William C. Hawkins was born and raised in Kent, Ohio, and graduated from Theodore Roosevelt High School in 1972. He completed his Bachelor of Science in teacher education from Ferris State University, followed by a master's degree in education administration from Central Michigan University. Hawkins earned his PhD from Michigan State University, followed by post-doctoral work at Harvard University.

==Career==

Hawkins first job in education was as a teacher in Lansing, Michigan. He entered a career in higher education administration as provost and vice president of academic affairs and a professor at Mississippi Valley State University. He proceeded to work in academic and leadership positions at Saint Paul's College, Ferris State University, and Morrisville State College.

From 2000 to 2007 he was president of Texas College. While at Texas College, Hawkins regained the college's accreditation and increased enrollment by 82 percent.

===Talladega College===

On January 1, 2008, he became the 20th president of Talladega College. During his time at Talladega, Hawkins sought to bring the college out of debt and increase enrollment. He began partnering with companies based in Talldega, including Honda, and the state of Alabama's work release program, to secure volunteers and staff to help maintain and care for the college grounds. The project included renovations of every campus building - the first in twelve years. Hawkins also relaunched the school's sports programs after ten years. The college has won seven national championships since Hawkins relaunched athletics. He also helped the school regain its accreditation from the Southern Association of Colleges and Schools and created the Dr. William R. Harvey Museum of Art.

In 2017, the Talladega College band performed at the inauguration of Donald Trump. Funds for the performance were crowdsourced, including support from Bill O'Reilly. Hawkins experienced a backlash, including calls to be fired, however, student band members and the board of trustees supported the performance.

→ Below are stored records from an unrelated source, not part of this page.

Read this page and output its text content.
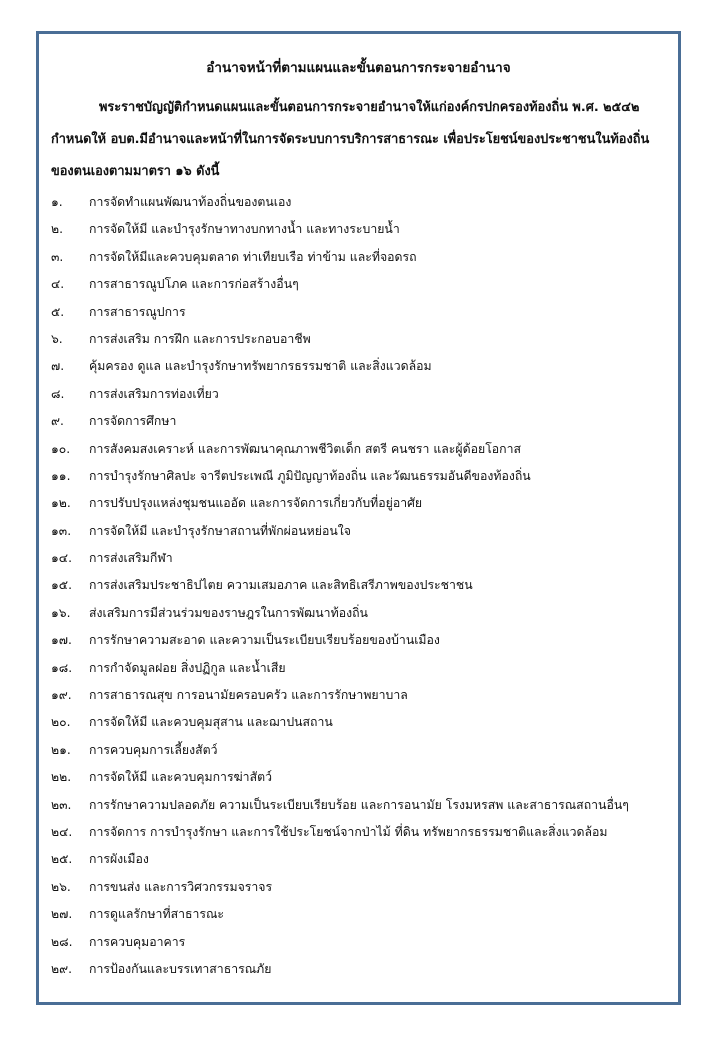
อำนาจหน้าที่ตามแผนและขั้นตอนการกระจายอำนาจ
พระราชบัญญัติกำหนดแผนและขั้นตอนการกระจายอำนาจให้แก่องค์กรปกครองท้องถิ่น พ.ศ. ๒๕๔๒
กำหนดให้ อบต.มีอำนาจและหน้าที่ในการจัดระบบการบริการสาธารณะ เพื่อประโยชน์ของประชาชนในท้องถิ่น
ของตนเองตามมาตรา ๑๖ ดังนี้
๑.	การจัดทำแผนพัฒนาท้องถิ่นของตนเอง
๒.	การจัดให้มี และบำรุงรักษาทางบกทางน้ำ และทางระบายน้ำ
๓.	การจัดให้มีและควบคุมตลาด ท่าเทียบเรือ ท่าข้าม และที่จอดรถ
๔.	การสาธารณูปโภค และการก่อสร้างอื่นๆ
๕.	การสาธารณูปการ
๖.	การส่งเสริม การฝึก และการประกอบอาชีพ
๗.	คุ้มครอง ดูแล และบำรุงรักษาทรัพยากรธรรมชาติ และสิ่งแวดล้อม
๘.	การส่งเสริมการท่องเที่ยว
๙.	การจัดการศึกษา
๑๐.	การสังคมสงเคราะห์ และการพัฒนาคุณภาพชีวิตเด็ก สตรี คนชรา และผู้ด้อยโอกาส
๑๑.	การบำรุงรักษาศิลปะ จารีตประเพณี ภูมิปัญญาท้องถิ่น และวัฒนธรรมอันดีของท้องถิ่น
๑๒.	การปรับปรุงแหล่งชุมชนแออัด และการจัดการเกี่ยวกับที่อยู่อาศัย
๑๓.	การจัดให้มี และบำรุงรักษาสถานที่พักผ่อนหย่อนใจ
๑๔.	การส่งเสริมกีฬา
๑๕.	การส่งเสริมประชาธิปไตย ความเสมอภาค และสิทธิเสรีภาพของประชาชน
๑๖.	ส่งเสริมการมีส่วนร่วมของราษฎรในการพัฒนาท้องถิ่น
๑๗.	การรักษาความสะอาด และความเป็นระเบียบเรียบร้อยของบ้านเมือง
๑๘.	การกำจัดมูลฝอย สิ่งปฏิกูล และน้ำเสีย
๑๙.	การสาธารณสุข การอนามัยครอบครัว และการรักษาพยาบาล
๒๐.	การจัดให้มี และควบคุมสุสาน และฌาปนสถาน
๒๑.	การควบคุมการเลี้ยงสัตว์
๒๒.	การจัดให้มี และควบคุมการฆ่าสัตว์
๒๓.	การรักษาความปลอดภัย ความเป็นระเบียบเรียบร้อย และการอนามัย โรงมหรสพ และสาธารณสถานอื่นๆ
๒๔.	การจัดการ การบำรุงรักษา และการใช้ประโยชน์จากป่าไม้ ที่ดิน ทรัพยากรธรรมชาติและสิ่งแวดล้อม
๒๕.	การผังเมือง
๒๖.	การขนส่ง และการวิศวกรรมจราจร
๒๗.	การดูแลรักษาที่สาธารณะ
๒๘.	การควบคุมอาคาร
๒๙.	การป้องกันและบรรเทาสาธารณภัย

Hawkins serves as a board member of the United Negro College Fund and is a member of the White House Board of Advisors on Historically Black Colleges and Universities (HBCU). In 2020, he was named one of the 10 most powerful HBCU leaders in the US by the HBCU Campaign Fund. He retired on June 30, 2022.

==Personal life==

Hawkins is a member of Omega Psi Phi.

==Works==
- Hawkins, B. C. (1994). Educating all students: A pathway to success. Lansing, MI: Shinsky Seminars.